Nairobi, Kenya - The leadership of a Kenyan renegade Islamic "Mungiki" group has dismissed threats by Muslim clerics to expel the group from the faith.
"This (Islam) is a religion and not a political party where one is asked to quit. No one can send a person packing in a religion of God. Let all of us be judged by our deeds and not individuals who have mistaken religion as a private property,"
Ibrahim Ndura Waruinge, the sect leader told PANA. Speaking in Nairobi Saturday, two days after his release from police custody, he lashed out at those asking the sect members to quit the Islamic faith.
He said they did not join the faith to be monitored or dictated to.
Waruinge was arrested two weeks ago by the Kenyan police and he faces criminal charges, including alleged incitement of his sect members to strip naked two women in Nairobi's Kayole estate in October 1999.
In September, the sect members proclaimed themselves Muslims after authorities got hot on their heels, pronouncing the group illegal and unregistered.
Also, the Supreme Council of Kenya Muslims (SUPKEM), Wednesday warned the sect members to stop their "ungodly activities" or risk being shunted from the Islamic faith.
The sect members have come under a barrage of attacks from members of the Kenyan society because of their alleged strange rituals, beliefs and practices.
It is claimed that the members sniff raw tobacco and preach a return to the old African tradition.

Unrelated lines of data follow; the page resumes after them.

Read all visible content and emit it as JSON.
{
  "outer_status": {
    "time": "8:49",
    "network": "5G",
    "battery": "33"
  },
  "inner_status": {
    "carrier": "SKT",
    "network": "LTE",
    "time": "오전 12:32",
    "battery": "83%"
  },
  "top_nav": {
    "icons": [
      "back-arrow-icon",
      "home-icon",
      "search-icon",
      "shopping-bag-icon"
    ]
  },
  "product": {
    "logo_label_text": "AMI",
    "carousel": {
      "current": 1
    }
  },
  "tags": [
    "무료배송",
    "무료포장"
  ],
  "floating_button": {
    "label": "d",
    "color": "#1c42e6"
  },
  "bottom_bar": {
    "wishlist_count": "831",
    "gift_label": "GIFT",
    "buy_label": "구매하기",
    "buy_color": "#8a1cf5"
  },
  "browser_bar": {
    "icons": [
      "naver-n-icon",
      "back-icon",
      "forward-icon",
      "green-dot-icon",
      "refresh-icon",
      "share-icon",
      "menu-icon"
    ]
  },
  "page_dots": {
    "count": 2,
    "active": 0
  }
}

They are also accused of being in support of female genital mutilation, a practice considered repugnant and anti-social.
A SUPKEM official was quoted in the local press as saying that Muslims were contemplating disowning the Mungiki sect members if they "stick to their anti-social activities."
But Waruinge, flanked by other sect leaders Ibrahim Waithaka and Abdallah Wagacha, at a press conference, maintained that the sect members were still part of the Islamic faith and nobody could throw them out "just like that."